Reliability: Consistent performance under different environmental conditions and usage scenarios.
Collision-Free Grasping: Approach items from above to minimize interference with neighboring objects.
Efficient Sorting: Quickly classify and move items to their proper bins.
Perception and Classification:
A RealSense camera captures images of the workspace.
These images are sent to a remote GPU-enabled environment (Google Colab) running an “open-vocabulary object detection” model. The model returns both a classification (recyclable or non-recyclable) and a 2D bounding box around the detected object.
Coordinate Transformation and Localization:
AR tags are placed in the scene to provide a reference for mapping 2D bounding box coordinates into the robot’s 3D workspace.
Instead of relying on a full depth measurement, we use a fixed height approach. The bounding box center is projected into the robot’s base frame coordinates at a predefined height (Z-position).
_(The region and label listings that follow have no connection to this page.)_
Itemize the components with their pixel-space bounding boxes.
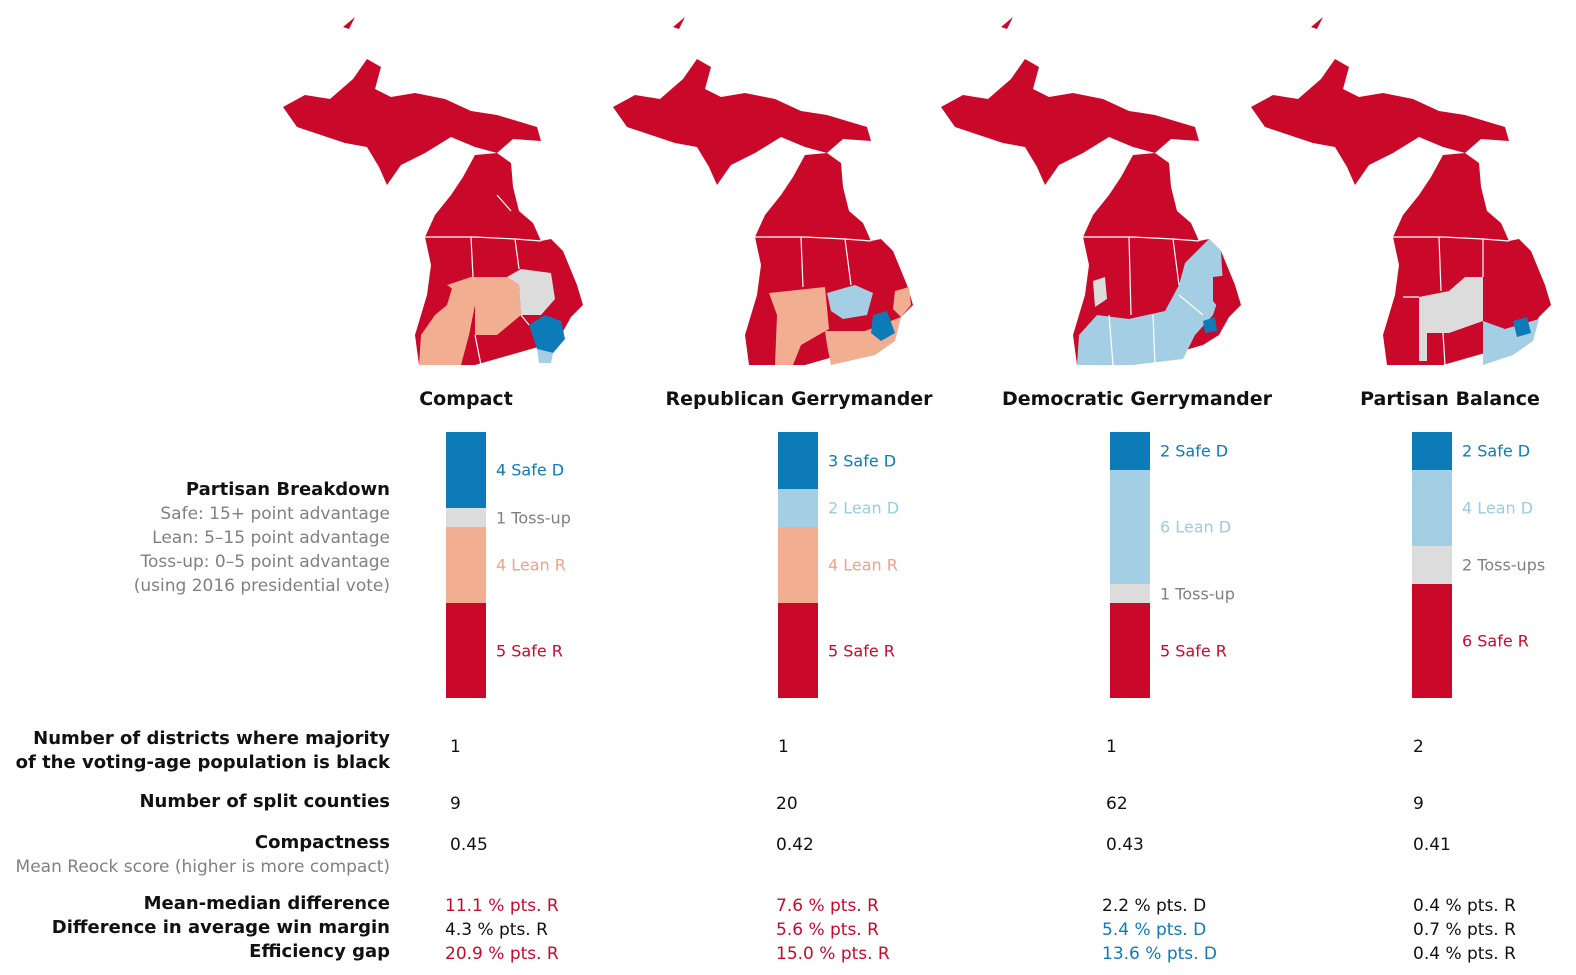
bar-segment-safe-d [778,432,818,489]
compactness-value: 0.41 [1413,835,1451,855]
map-compact [275,15,595,370]
partisan-lean-note: Lean: 5–15 point advantage [152,528,390,548]
mean-median-value: 7.6 % pts. R [776,896,879,916]
black-majority-value: 1 [778,737,789,757]
michigan-map [613,17,913,365]
compactness-subtitle: Mean Reock score (higher is more compact… [15,857,390,877]
black-majority-line-2: of the voting-age population is black [15,752,390,773]
segment-label: 4 Safe D [496,460,565,480]
bar-segment-safe-d [1412,432,1452,470]
stacked-bar: 3 Safe D 2 Lean D 4 Lean R 5 Safe R [778,432,899,698]
plan-title: Democratic Gerrymander [1001,388,1273,410]
segment-label: 2 Safe D [1462,441,1531,461]
bar-segment-safe-r [778,603,818,698]
mean-median-value: 2.2 % pts. D [1102,896,1207,916]
segment-label: 5 Safe R [496,641,563,660]
split-counties-text: Number of split counties [139,791,390,812]
split-counties-label: Number of split counties [139,790,390,814]
bar-segment-safe-d [1110,432,1150,470]
segment-label: 5 Safe R [828,641,895,660]
mean-median-value: 0.4 % pts. R [1413,896,1516,916]
segment-label: 2 Safe D [1160,441,1229,461]
compactness-value: 0.45 [450,835,488,855]
win-margin-value: 5.4 % pts. D [1102,920,1207,940]
black-majority-value: 1 [450,737,461,757]
mean-median-label: Mean-median difference [143,893,390,914]
efficiency-gap-value: 20.9 % pts. R [445,944,559,964]
bar-segment-toss-up [1110,584,1150,603]
segment-label: 4 Lean D [1462,498,1534,518]
plan-title: Republican Gerrymander [665,388,933,410]
map-democratic-gerrymander [933,15,1253,370]
black-majority-label: Number of districts where majority of th… [16,727,390,775]
win-margin-value: 0.7 % pts. R [1413,920,1516,940]
efficiency-gap-value: 15.0 % pts. R [776,944,890,964]
compactness-value: 0.42 [776,835,814,855]
partisan-safe-note: Safe: 15+ point advantage [160,504,390,524]
map-partisan-balance [1243,15,1563,370]
bar-segment-lean-d [1110,470,1150,584]
michigan-map [283,17,583,366]
bar-segment-lean-r [778,527,818,603]
split-counties-value: 62 [1106,794,1128,814]
michigan-map [941,17,1241,366]
segment-label: 1 Toss-up [1160,584,1235,603]
segment-label: 2 Toss-ups [1462,555,1546,575]
split-counties-value: 9 [1413,794,1424,814]
map-republican-gerrymander [605,15,925,370]
partisan-breakdown-label: Partisan Breakdown Safe: 15+ point advan… [134,478,390,598]
segment-label: 5 Safe R [1160,641,1227,660]
win-margin-label: Difference in average win margin [51,917,390,938]
bar-segment-lean-d [1412,470,1452,546]
mean-median-value: 11.1 % pts. R [445,896,559,916]
compactness-title: Compactness [254,832,390,853]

This simplifies depth estimation and avoids complex calibration requirements for precise depth sensing.
Motion Strategy:
To safely approach the object, the robotic arm moves first above the item at a known safe height, ensuring it does not collide with other objects in the scene.
After positioning above the target, the arm moves straight down to grasp the item.
Sorting Action:
Once the item is grasped, the robot classifies it as recyclable or non-recyclable based on the model’s output.
The robot then moves the item to the corresponding bin for proper sorting.
Fixed Height vs. Depth Sensing:
We initially considered using Dex-Net for advanced grasp planning, but due to camera angle and inconsistent depth information, we opted for a fixed height pick strategy. This reduced complexity and increased reliability but limited dynamic adaptation to objects of varying heights.
Cloud Processing vs. Local Processing:
Using Google Colab’s GPU environment allowed us to run complex models without local hardware constraints. However, this introduced communication latency. We chose this approach to leverage state-of-the-art object detection models while accepting minor delays in classification.
AR Tags for Localization:
AR tags provided a straightforward method to establish a consistent reference frame. This eased the coordinate transformation process at the cost of needing additional calibration and ensuring tags remain visible and fixed in place.
Robustness: The fixed-height approach and AR tag-based localization simplify the system, reducing failure points.
Durability: Fewer complex calibration procedures mean less frequent adjustments, potentially improving long-term durability.
Efficiency: While waiting for remote classification slows down the process slightly, the simplified approach to grasping reduces mechanical and computational overhead, helping maintain consistent operation.